I found it hard to get frustrated at any of this. I was fine, it was a beautiful day, the pope was there and besides, don't these things tend to happen when four or five all-important institutions get together to coordinate a series of massive, max-security events in the busiest city on earth? Nothing more than a gentle lesson in human folly, poised in poetic contradistinction to the presence of the Vicar of Christ next door.
Or so I thought, until I found out that this very confusion was my chance for a much-coveted ticket to Yankee Stadium.
As it turned out, this volunteer coordinator was also working for the archdiocese on the papal visit, and she shared with us (as a variation on a theme) that there were still loads of tickets to the next day's mass that hadn't been given out. Again, this didn't surprise me greatly, given what I gathered was the intricate politics of distribution (with each parish and diocese just so) and the supposition that at least some people who had reserved tickets wouldn't show up to claim them.
But I didn't expect to be able to walk right into the official archdiocesan papal visit command center and ask for some.
Yet that's precisely what this woman suggested we do.

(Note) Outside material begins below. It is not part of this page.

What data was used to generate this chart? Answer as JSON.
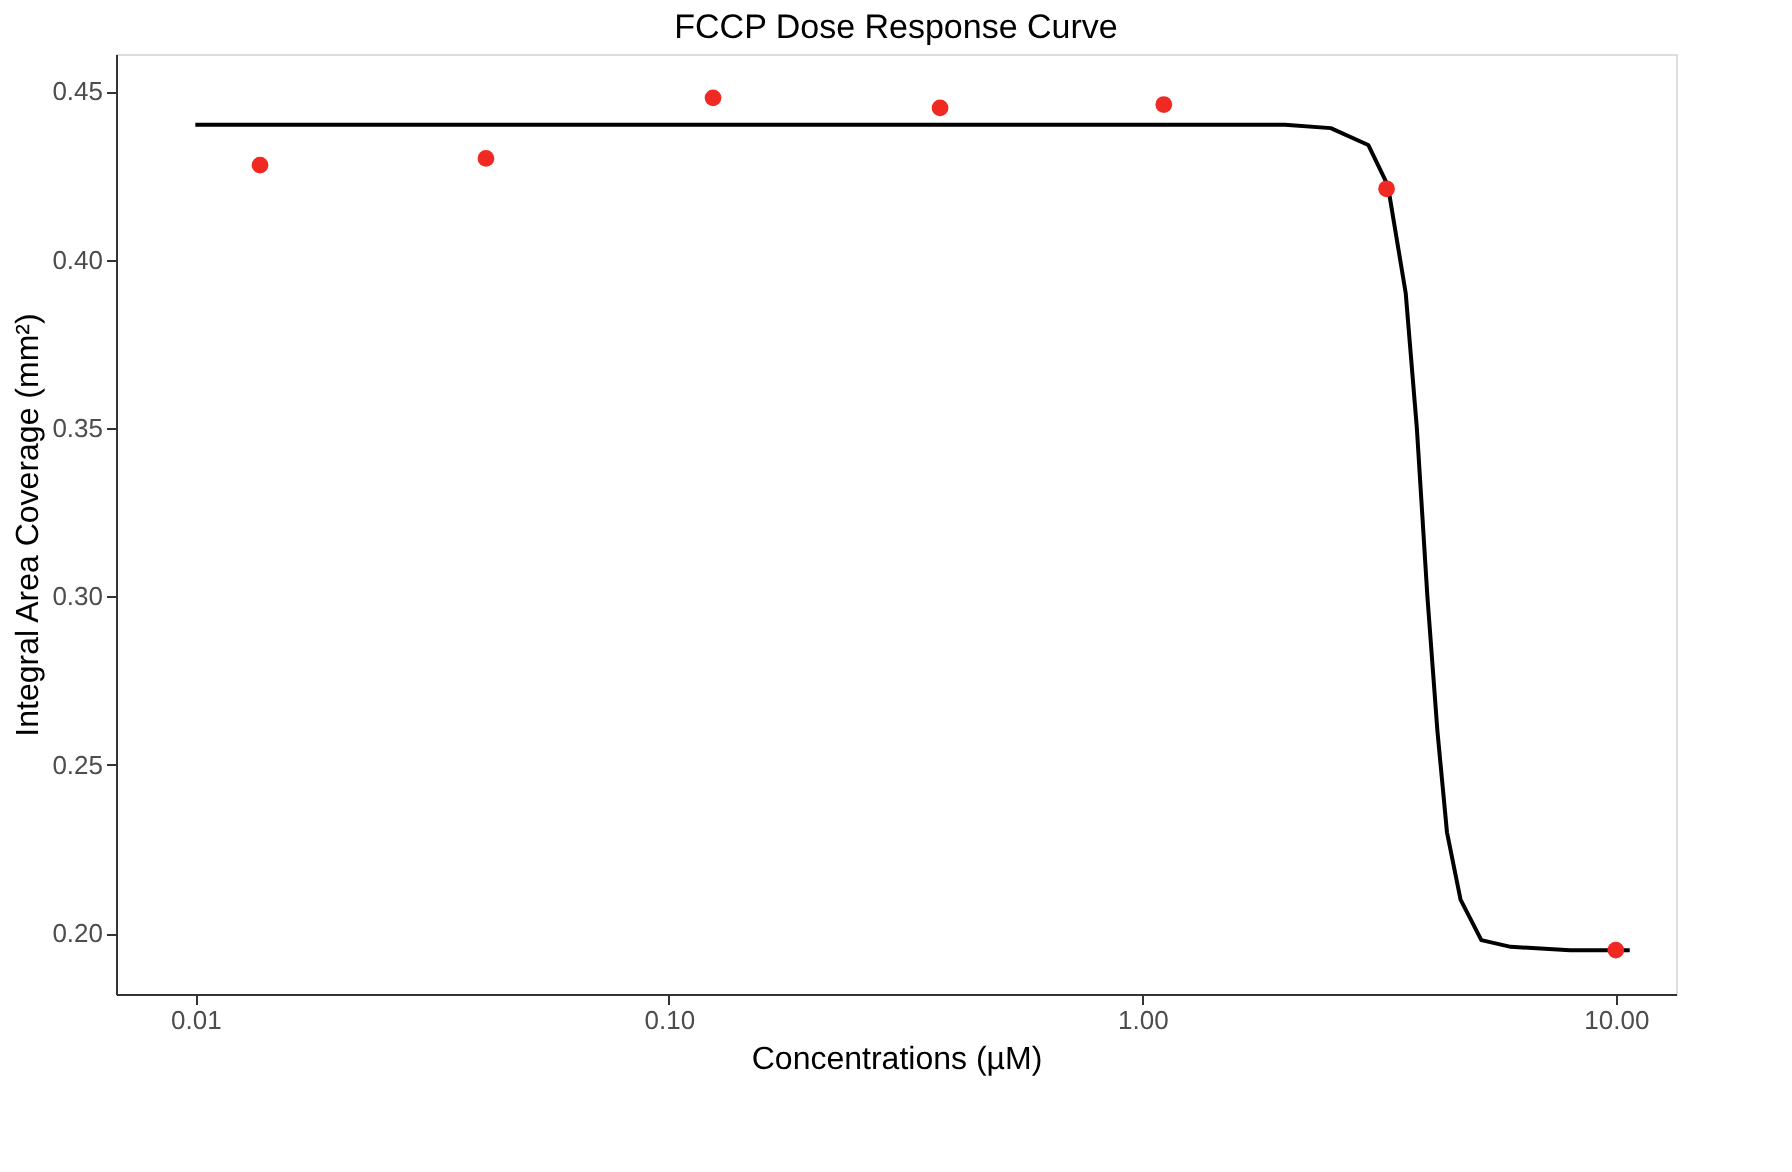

Needless to say, we set out immediately (the offices were ten blocks away), and after a few minutes with a confused security guard, we were welcomed right upstairs.

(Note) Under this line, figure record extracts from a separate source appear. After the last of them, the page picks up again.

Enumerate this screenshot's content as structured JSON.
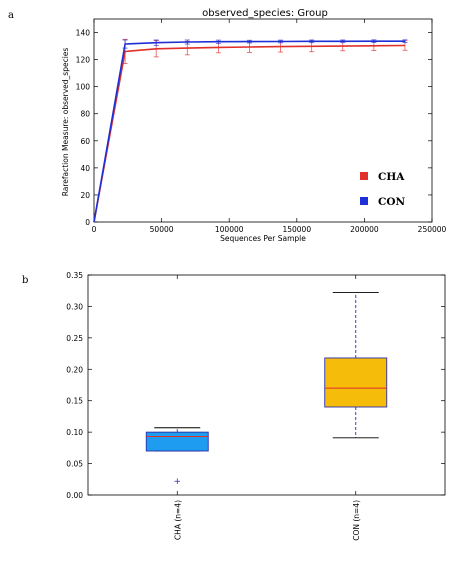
{
  "chart_data": [
    {
      "panel": "a",
      "type": "line",
      "title": "observed_species: Group",
      "xlabel": "Sequences Per Sample",
      "ylabel": "Rarefaction Measure: observed_species",
      "xlim": [
        0,
        250000
      ],
      "ylim": [
        0,
        150
      ],
      "xticks": [
        "0",
        "50000",
        "100000",
        "150000",
        "200000",
        "250000"
      ],
      "yticks": [
        "0",
        "20",
        "40",
        "60",
        "80",
        "100",
        "120",
        "140"
      ],
      "legend_position": "lower-right",
      "series": [
        {
          "name": "CHA",
          "color": "#e0302a",
          "x": [
            0,
            23000,
            46000,
            69000,
            92000,
            115000,
            138000,
            161000,
            184000,
            207000,
            230000
          ],
          "y": [
            0,
            126,
            128,
            128.5,
            129,
            129.3,
            129.6,
            129.8,
            130,
            130.2,
            130.4
          ],
          "err": [
            0,
            9,
            6,
            5,
            4,
            4,
            4,
            4,
            3.5,
            3.5,
            3.5
          ]
        },
        {
          "name": "CON",
          "color": "#1f2fd6",
          "x": [
            0,
            23000,
            46000,
            69000,
            92000,
            115000,
            138000,
            161000,
            184000,
            207000,
            230000
          ],
          "y": [
            0,
            131.5,
            132.5,
            133,
            133.2,
            133.3,
            133.4,
            133.5,
            133.5,
            133.6,
            133.6
          ],
          "err": [
            0,
            3,
            2,
            1.5,
            1.2,
            1,
            1,
            1,
            1,
            1,
            1
          ]
        }
      ]
    },
    {
      "panel": "b",
      "type": "box",
      "ylim": [
        0,
        0.35
      ],
      "yticks": [
        "0.00",
        "0.05",
        "0.10",
        "0.15",
        "0.20",
        "0.25",
        "0.30",
        "0.35"
      ],
      "categories": [
        "CHA (n=4)",
        "CON (n=4)"
      ],
      "boxes": [
        {
          "name": "CHA (n=4)",
          "color": "#1e9cf0",
          "whisker_low": 0.07,
          "q1": 0.07,
          "median": 0.093,
          "q3": 0.1,
          "whisker_high": 0.107,
          "outliers": [
            0.022
          ]
        },
        {
          "name": "CON (n=4)",
          "color": "#f5bc0a",
          "whisker_low": 0.091,
          "q1": 0.14,
          "median": 0.17,
          "q3": 0.218,
          "whisker_high": 0.322,
          "outliers": []
        }
      ]
    }
  ]
}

The woman who greeted us was juggling ten other things -- "The governor's office is on the phone! They want to know about the photographer!" -- but she wasted little time handing us (at my friend's request) two tickets apiece.
Then she took them back. They were handicapped reserved. But out came two pairs of new ones, with the promising label "FIELD CHMP SEC 15, BX 59." Didn't know exactly what "field chmp" meant, but it sure sounded nice.
By now, it was becoming ever more apparent that they still had more tickets than they knew what to do with. So I went for it: "Can I have four?"
Moral of the story? Always ask.
I hesitated for a while to share this too broadly, lest anyone who missed out on tickets trying through the proper channels bemoan (understandably) the unfairness of it all. But as I think back on it (if you'll follow me for a second), that's precisely what made the whole thing kinda special.
There were any number of reasons the powers that be could have cited to turn away two brash young volunteers who showed up the day before the event. There was a system, after all -- as there needed to be, especially for something as big and important as the pope.
But there we were, and so were the tickets -- and as I'm sure the pope reminded us at some point during his visit, if everything were meted out by the standards of exacting justice, we'd all be goners anyway.
Besides, God wouldn't like it as much.
1 comment:
John,
I love this story because it is something I would do, and all the while Kevin would be squirming and pleading with me to do otherwise.